Önce Anayasa sonra Avrupa İnsan Hakları Mahkemesi
PİA kurucuları davayı Anayasa Mahkemesine taşımaya hazırlanıyor. AYM’den de sonuç alınmaması halinde Avrupa İnsan Hakları Mahkemesine başvuracaklarını ifade eden Kamaç, “Parti hukukçularımız İnsan ve Özgürlük Partisi’nin kuruluşu ile ilgili Anayasa Mahkemesine başvuru dosyası hazırlıyorlar.
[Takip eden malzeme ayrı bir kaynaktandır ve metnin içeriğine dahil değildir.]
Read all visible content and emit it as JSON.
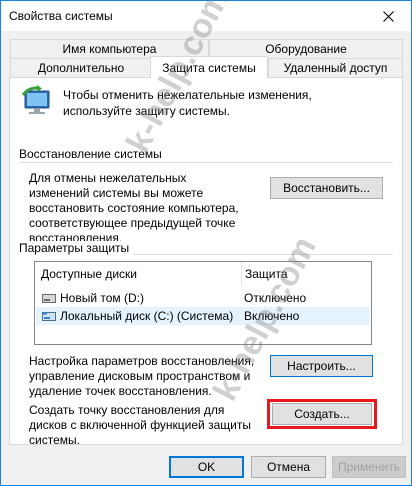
{
  "window": {
    "title": "Свойства системы"
  },
  "tabs": {
    "row1": [
      "Имя компьютера",
      "Оборудование"
    ],
    "row2": [
      "Дополнительно",
      "Защита системы",
      "Удаленный доступ"
    ],
    "active": "Защита системы"
  },
  "intro": {
    "text": "Чтобы отменить нежелательные изменения, используйте защиту системы."
  },
  "restore": {
    "section_label": "Восстановление системы",
    "description": "Для отмены нежелательных изменений системы вы можете восстановить состояние компьютера, соответствующее предыдущей точке восстановления.",
    "button_label": "Восстановить..."
  },
  "protection": {
    "section_label": "Параметры защиты",
    "columns": [
      "Доступные диски",
      "Защита"
    ],
    "drives": [
      {
        "name": "Новый том (D:)",
        "status": "Отключено",
        "selected": false
      },
      {
        "name": "Локальный диск (C:) (Система)",
        "status": "Включено",
        "selected": true
      }
    ],
    "configure_text": "Настройка параметров восстановления, управление дисковым пространством и удаление точек восстановления.",
    "configure_button": "Настроить...",
    "create_text": "Создать точку восстановления для дисков с включенной функцией защиты системы.",
    "create_button": "Создать..."
  },
  "footer": {
    "ok": "OK",
    "cancel": "Отмена",
    "apply": "Применить"
  },
  "watermark": {
    "text": "k-help.com"
  },
  "colors": {
    "window_border": "#1883d7",
    "highlight": "#e8181d",
    "selected_row": "#e5f3ff",
    "focus_border": "#0078d7"
  }
}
Önümüzdeki günlerde bir partinin kuruluş serüveni Anayasa Mahkemesine kadar gidecek. Belki de Anayasa Mahkemesi’ni de aşıp AİHM’e kadar giden bir sürece dönüşmek üzeredir” diye konuştu.
2018 yılında kuruluş başvurusu yapan PİA yöneticileri, başvuru evrakları alınmayınca günlerce Ankara’da bekledi. Kurucuların defalarca yaptığı başvurular sonuçsuz kaldı. İçişleri Bakanlığı’nın parti kurucularına gönderdiği 12.11.2020 tarihli yazıda, başvuru evraklarının elden getirilmesi uyarısı yapıldı. Yazıda ayrıca başvurunun kabul edilmeme gerekçeleri “Parti tüzük ve programında Kürtlerin kendi tercihleriyle, özerklik, federasyon, bağımsızlık hakkının olduğu, Kürt halkının kendi geleceğini tayin hakkının, her halk için olduğu gibi, Kürtlerin de kendi karar ve onayına bırakılması gerektiğini savunacağına dair ifadelerinin Anayasa’nın 68’nci maddesine siyasi partilerin tüzük ve programları ile eylemleri devletin bağımsızlığı ülkesi ve milletiyle bölünmez bütünlüğüne aykırı olamaz hükmüne aykırı olduğu tespit edilmiştir” cümleleriyle açıklandı.